Day 302: The Wicker Tree

The Wicker Tree
Make like a Wicker Tree and leaf

I've reviewed a lot of movies over the past year. I've watched originals, sequels, prequels, remakes, sequels to remakes, re-imaginings, and all other sorts of movies. I didn't think there was anything else left and then I saw today's movie, The Wicker Tree. Now, you may see the title and think, “Hey, that must be a sequel to The Wicker Man.” Nope. “Oh, OK. It must be a prequel.” Nu-uh. “Hmm. Remake? Re-imagining? Sequel to the prequel to the remake?” No, no, and no. The Wicker Tree is classified as “companion piece” to The Wicker Man. A companion piece, in regards to film, is a movie that is similar in nature and themes to that of a previous movie. Or if you want to put it another way, a movie that is pretty much the same as another one, just not as good.

The Wicker Tree is a 2011 horror film written and directed by Robin Hardy (The Wicker Man, The Wrath Of The Gods). The film is adapted from the Robin Hardy novel, Cowboys For Christ. The movie stars Brittania Nichol as pop country singer Beth Boothby and Henry Garret (Red Tails, Re-Kill) as her cowboy fiance, Steve Thompson. Both are evangelical Christians from Texas, wearing purity rings and belong to a group called “Cowboys For Christ”. They travel to Scotland to do missionary work, bringing Jesus to a group of people who have abandoned Christianity. They are welcomed by Sir Lachlan Morrison (Graham McTavish, Colombiana, Rambo), the leader of the town, who has arranged their trip. Beth performs a concert at the local church and we later learn that at one point in her career, her songs were all about promiscuity. The people of the town are not interested with Beth and Steve's teachings, rejecting Christ in favor of the Celt goddess Sulis. We learn that a terrible ecological accident occurred in the town, seeping into the water and forcing the community to not have children. The May Day celebration is approaching and Lachlan insists on having both Beth and Steve partaking in their events. Unbeknownst to them, the town plans to sacrifice both to Sulis in order to help increase fertility and restore their population. Will Beth and Steve realize what is happening before it is too late?

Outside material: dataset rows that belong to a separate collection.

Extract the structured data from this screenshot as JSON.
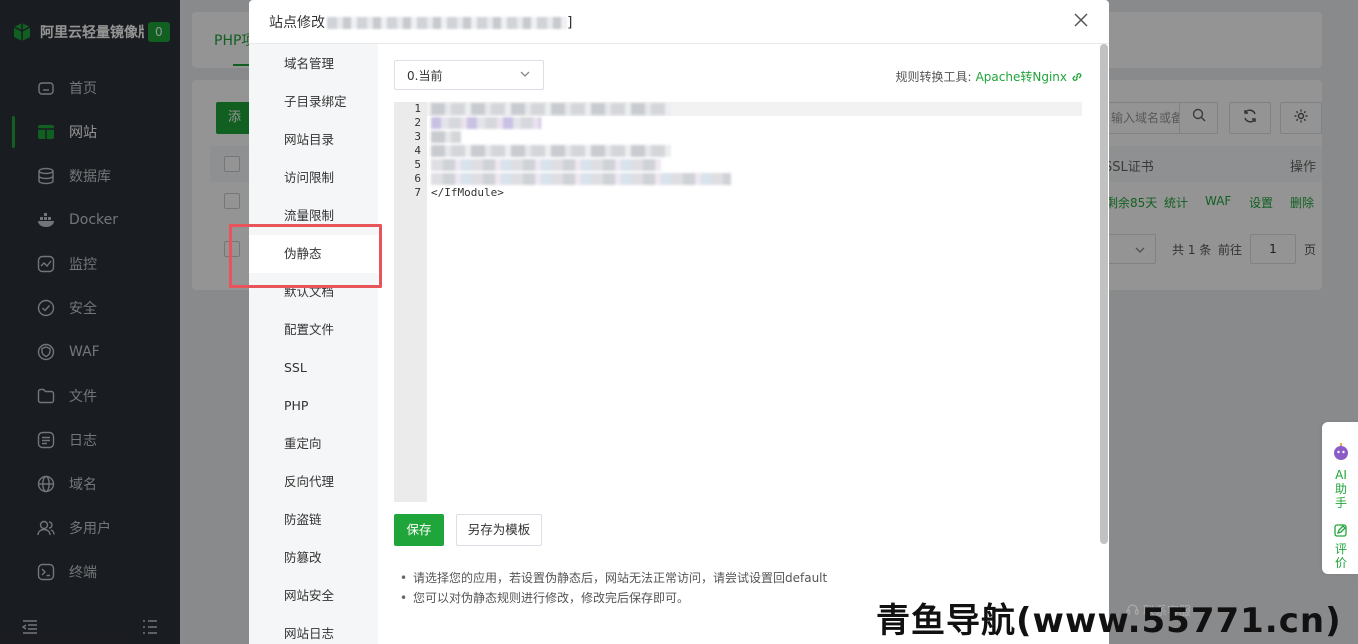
{
  "sidebar": {
    "brand_name": "阿里云轻量镜像版",
    "brand_badge": "0",
    "items": [
      {
        "label": "首页",
        "icon": "home-icon"
      },
      {
        "label": "网站",
        "icon": "website-icon",
        "active": true
      },
      {
        "label": "数据库",
        "icon": "database-icon"
      },
      {
        "label": "Docker",
        "icon": "docker-icon"
      },
      {
        "label": "监控",
        "icon": "monitor-icon"
      },
      {
        "label": "安全",
        "icon": "shield-icon"
      },
      {
        "label": "WAF",
        "icon": "waf-icon"
      },
      {
        "label": "文件",
        "icon": "folder-icon"
      },
      {
        "label": "日志",
        "icon": "log-icon"
      },
      {
        "label": "域名",
        "icon": "globe-icon"
      },
      {
        "label": "多用户",
        "icon": "users-icon"
      },
      {
        "label": "终端",
        "icon": "terminal-icon"
      }
    ]
  },
  "background": {
    "tab_label": "PHP项",
    "add_button": "添加",
    "search_placeholder": "输入域名或备",
    "col_ssl": "SSL证书",
    "col_action": "操作",
    "row_ssl": "剩余85天",
    "actions": [
      "统计",
      "WAF",
      "设置",
      "删除"
    ],
    "pager_total": "共 1 条",
    "pager_goto": "前往",
    "pager_page": "1",
    "pager_unit": "页"
  },
  "modal": {
    "title_prefix": "站点修改",
    "title_suffix": "]",
    "menu": [
      "域名管理",
      "子目录绑定",
      "网站目录",
      "访问限制",
      "流量限制",
      "伪静态",
      "默认文档",
      "配置文件",
      "SSL",
      "PHP",
      "重定向",
      "反向代理",
      "防盗链",
      "防篡改",
      "网站安全",
      "网站日志"
    ],
    "active_menu": "伪静态",
    "version_select": "0.当前",
    "tool_label": "规则转换工具:",
    "tool_link": "Apache转Nginx",
    "line_numbers": [
      "1",
      "2",
      "3",
      "4",
      "5",
      "6",
      "7"
    ],
    "line7_text": "</IfModule>",
    "save_button": "保存",
    "template_button": "另存为模板",
    "tips": [
      "请选择您的应用，若设置伪静态后，网站无法正常访问，请尝试设置回default",
      "您可以对伪静态规则进行修改，修改完后保存即可。"
    ]
  },
  "float": {
    "ai_label": "AI助手",
    "rate_label": "评价",
    "contact": "联系客服"
  },
  "watermark": "青鱼导航(www.55771.cn)",
  "colors": {
    "accent": "#20a53a",
    "sidebar_bg": "#2c3138",
    "highlight": "#e8545a"
  }
}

Close your eyes and think of the Queen

Despite being written and directed by Robin Hardy, who directed the original The Wicker Man, The Wicker Tree lacks what made The Wicker Man so great. In The Wicker Man, a strong sense of urgency and suspense rings throughout the entire movie. There, we want Sgt. Howie to find the missing girl as all the events lead up to his fateful meeting with the wicker man. In The Wicker Tree, we already know what is going to happen since the movies are so similar in nature. This kills any possible suspense, even though there isn't much to begin with. We know that everything is leading up to the May Day event, but nothing of real consequence happens to get us excited or interested. When you don't have suspense, all you're left with is a middling and boring story. I found myself constantly checking how much time was left just so I could be finished. There's a small side story with a police officer and a local woman, but I failed to see the point. There is a little bit of action towards the end, but it doesn't have the great shock and horror as The Wicker Man's final scene.

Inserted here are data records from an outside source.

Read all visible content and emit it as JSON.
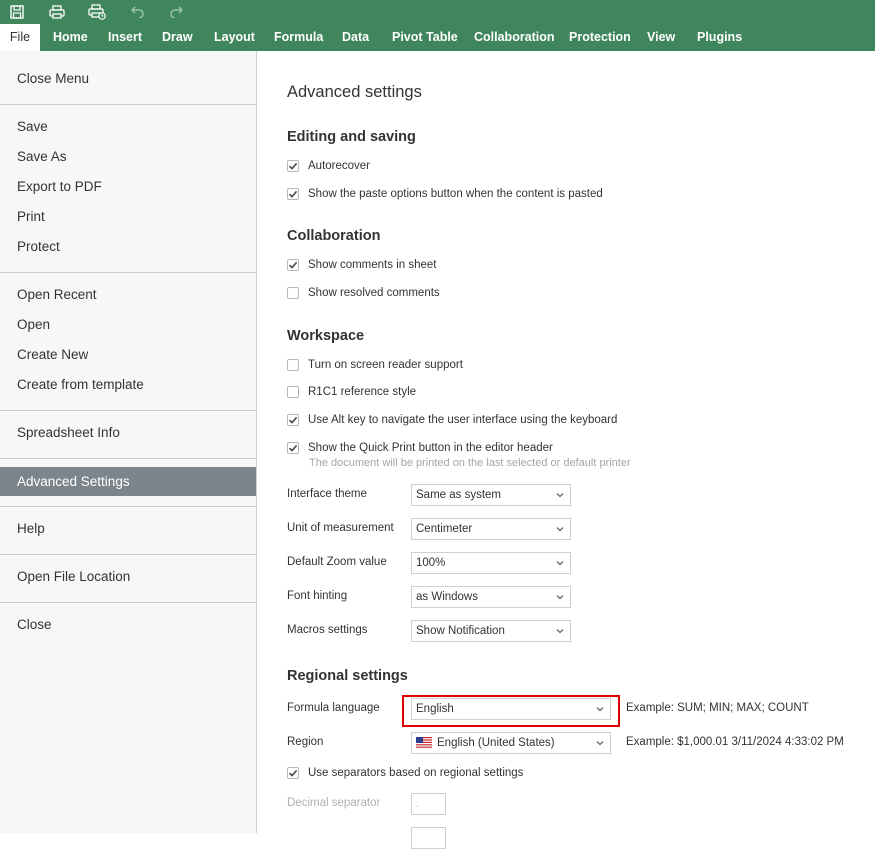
{
  "toolbar": {
    "icons": [
      "save-icon",
      "print-icon",
      "quick-print-icon",
      "undo-icon",
      "redo-icon"
    ]
  },
  "tabs": [
    "File",
    "Home",
    "Insert",
    "Draw",
    "Layout",
    "Formula",
    "Data",
    "Pivot Table",
    "Collaboration",
    "Protection",
    "View",
    "Plugins"
  ],
  "menu": {
    "close_menu": "Close Menu",
    "save": "Save",
    "save_as": "Save As",
    "export_pdf": "Export to PDF",
    "print": "Print",
    "protect": "Protect",
    "open_recent": "Open Recent",
    "open": "Open",
    "create_new": "Create New",
    "create_template": "Create from template",
    "spreadsheet_info": "Spreadsheet Info",
    "advanced_settings": "Advanced Settings",
    "help": "Help",
    "open_file_location": "Open File Location",
    "close": "Close"
  },
  "settings": {
    "title": "Advanced settings",
    "editing": {
      "heading": "Editing and saving",
      "autorecover": {
        "label": "Autorecover",
        "checked": true
      },
      "paste_options": {
        "label": "Show the paste options button when the content is pasted",
        "checked": true
      }
    },
    "collaboration": {
      "heading": "Collaboration",
      "show_comments": {
        "label": "Show comments in sheet",
        "checked": true
      },
      "show_resolved": {
        "label": "Show resolved comments",
        "checked": false
      }
    },
    "workspace": {
      "heading": "Workspace",
      "screen_reader": {
        "label": "Turn on screen reader support",
        "checked": false
      },
      "r1c1": {
        "label": "R1C1 reference style",
        "checked": false
      },
      "alt_key": {
        "label": "Use Alt key to navigate the user interface using the keyboard",
        "checked": true
      },
      "quick_print": {
        "label": "Show the Quick Print button in the editor header",
        "checked": true,
        "hint": "The document will be printed on the last selected or default printer"
      },
      "interface_theme": {
        "label": "Interface theme",
        "value": "Same as system"
      },
      "unit": {
        "label": "Unit of measurement",
        "value": "Centimeter"
      },
      "zoom": {
        "label": "Default Zoom value",
        "value": "100%"
      },
      "font_hinting": {
        "label": "Font hinting",
        "value": "as Windows"
      },
      "macros": {
        "label": "Macros settings",
        "value": "Show Notification"
      }
    },
    "regional": {
      "heading": "Regional settings",
      "formula_language": {
        "label": "Formula language",
        "value": "English",
        "example": "Example: SUM; MIN; MAX; COUNT"
      },
      "region": {
        "label": "Region",
        "value": "English (United States)",
        "example": "Example: $1,000.01 3/11/2024 4:33:02 PM",
        "flag": "us-flag-icon"
      },
      "separators": {
        "label": "Use separators based on regional settings",
        "checked": true
      },
      "decimal": {
        "label": "Decimal separator",
        "value": "."
      }
    }
  },
  "colors": {
    "brand": "#40865c",
    "selected_menu": "#7d858c",
    "highlight": "#e00000"
  }
}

The movie also lacks the same strong characters and performances as The Wicker Man. Both Beth and Steve are far too naive and goofy to be considered likable and therefore, the audience has no real interest in what happens to them. Apparently, this is Brittania Nicol's first full-length film and it shows. She's not horrendous and delivers her lines well enough, she just lacks the appropriate emoting needed for such a role. That's partly due to the poor dialogue and lack of character progression. There is a very, very brief scene with Christopher Lee, which caused many to believe that The Wicker Tree was in fact a sequel. In it's original form, The Wicker Tree was going to be titled Cowboys For Christ and had Sean Astin, Christopher Lee, Vanessa Redgrave, and LeAnn Rhimes in major roles. Unfortunately, the project lacked funding and was never picked up. It's a shame, because having a stronger cast would have helped the movie greatly. Also, being under a different name would have reduced expectations. When you hear the word “wicker” in a horror movie title, you have a certain frame of mind when watching and you're bound to be disappointed.

Kids, say no to drugs and companion pieces
Though not a true sequel, The Wicker Tree does have the same elements and ideas as The Wicker Man. The stories are very similar and the brief inclusion of Christopher Lee connects the movies even further. Sadly, The Wicker Tree is nowhere near the quality of The Wicker Man in almost every way. The characters are not as good and the acting is nowhere near the quality of The Wicker Man. There is some action, but nothing great. The movie actually has a lot of humor in it, though I didn't really find myself laughing. If the movie was under a different night, I might have been more forgiving, but that is not the case, and I found myself very disappointed with The Wicker Tree.